The UI overhaul is now stable.
I like the changes generally but they’re not that big. It’s an evolution rather than a revolution, and thats the right approach.
However I do find the Controller set up tool (for mapping buttons etc) to be trash now. The older version was far far better.
I love the new overlay UI while in game. The menus are smaller and take up less screen space so you don’t have the annoying problem of UI elements overlapping each other, unless it’s by user intent. When steam needs to open a chromium browser in the overlay, now there’s properly a tab feature and URL bar, which is HUGE when you’re trying to browse discussions or guides. The design and gray nature means it’s not difficult to read and is in line with the library UI update which has cleanly smoothed out the feeling of disconnect these past few months. Overall, props to the UI/UX people working behind this update, it looks great and functions even better!

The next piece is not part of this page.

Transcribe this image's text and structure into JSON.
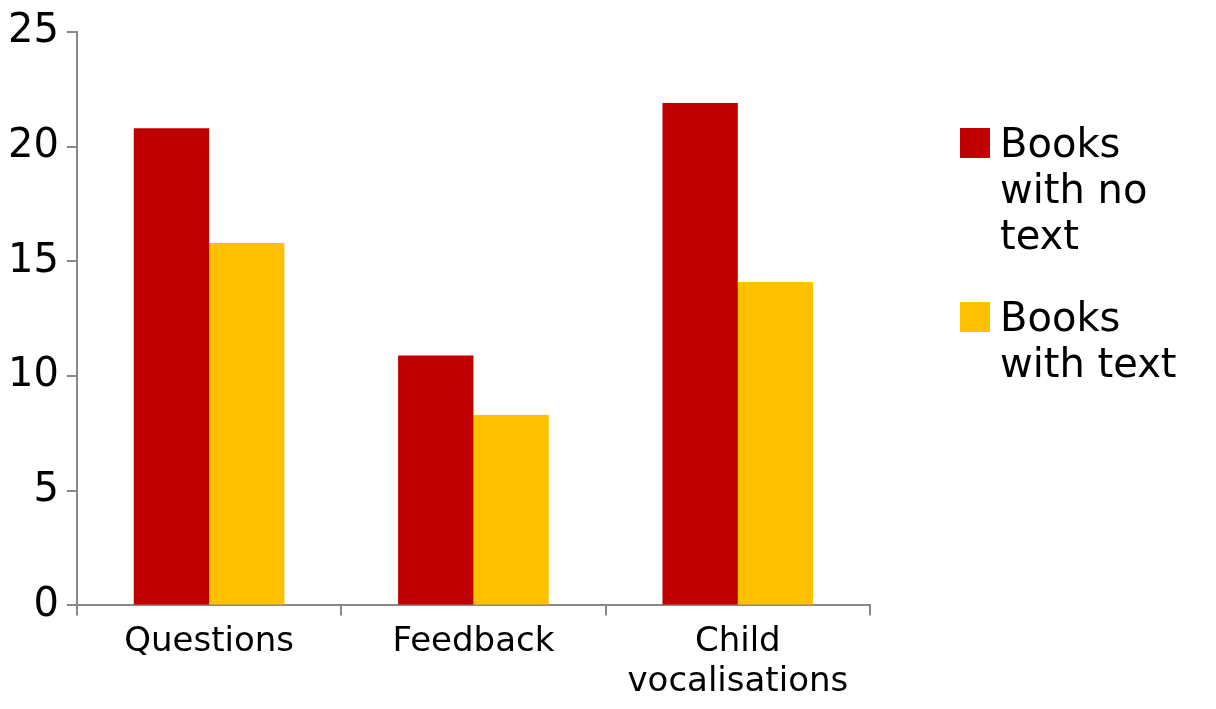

Looks great and they managed to fix fractional scaling to your monitor (wouldn’t work forever on linux mint), was annoying squinting at tiny text.
I just wish it had a light mode.
There are a few settings you can set, to make it more light. I use it, because my computer is a bit old now. Open Steam Settings > Library and tick ON “Low Bandwidth Mode”, “Low Performance Mode”, “Disable Community Content” and disable “Show game icons in the left column”.
Depending on your system, either enable or disable the setting at Steam Settings > Interface > “Enable GPU accelerated renderin in web views” and “Enable hardware video decoding, if supported”.
These tweaks should help with an older system. And Steam has a very small mode too. In the main user interface menu at top, click View > Small Mode.
They might have meant light as opposed to dark, not “lite.”
Oh you are right, that makes totally sense. I was so focused on the performance side. In the past Steam allowed for custom skins, but they never looked great in my opinion or functioned well. If the UI is flexible enough, hopefully the custom skins will make a return. I would like to build my own custom client based on the official client.
JSYK for if you want extra performance: Steam also has a hidden “mini mode”, which you can run by adding this as a launchoption to a steam shortcut (or in a terminal)
steam://open/minigameslist
.Additionally, you can add the
-no-browser
launch option to completely disable the built-in webbrowser.I can’t find any official documentation about these options, but they are certainly there!
@Boabab Thanks for the suggestions! I am well aware of these options for years (but appreciate the suggestions nonetheless): https://gist.github.com/davispuh/6600880
The Mini mode is very limited and won’t stay mini and switches back to normal when doing anything else than starting a game. no browser mode will also break a lot of functionality of Steam. So these options aren’t what I am looking for (have tried them in the past). But overall I am fine with it at the moment. Just mentioned above suggestions to reduce some load for older systems, without losing functionality.
I wish the UI itself would be open source, that connects to the proprietary Steam service. That would be acceptable. It would allow us to write any user interface we need or want (like 100% CLI only ui, I don’t mean just starting a game with a shortcut, I would love that).
You’re welcome! And I agree, a ligtweight Open Source front end would be amazing! I know there is a CLI version of Steam (SteamCMD), but I’m not sure how much of the regular Steam functionality is built into that
Unfortunately, as good as it sounds first, SteamCMD is not what we are looking for. It is just for dedicated servers that use a special Steam API/service. Its needed to install some server applications for those games I think, for developers guess (not sure). Don’t completely understand either… But not something we need or can use for regular gaming.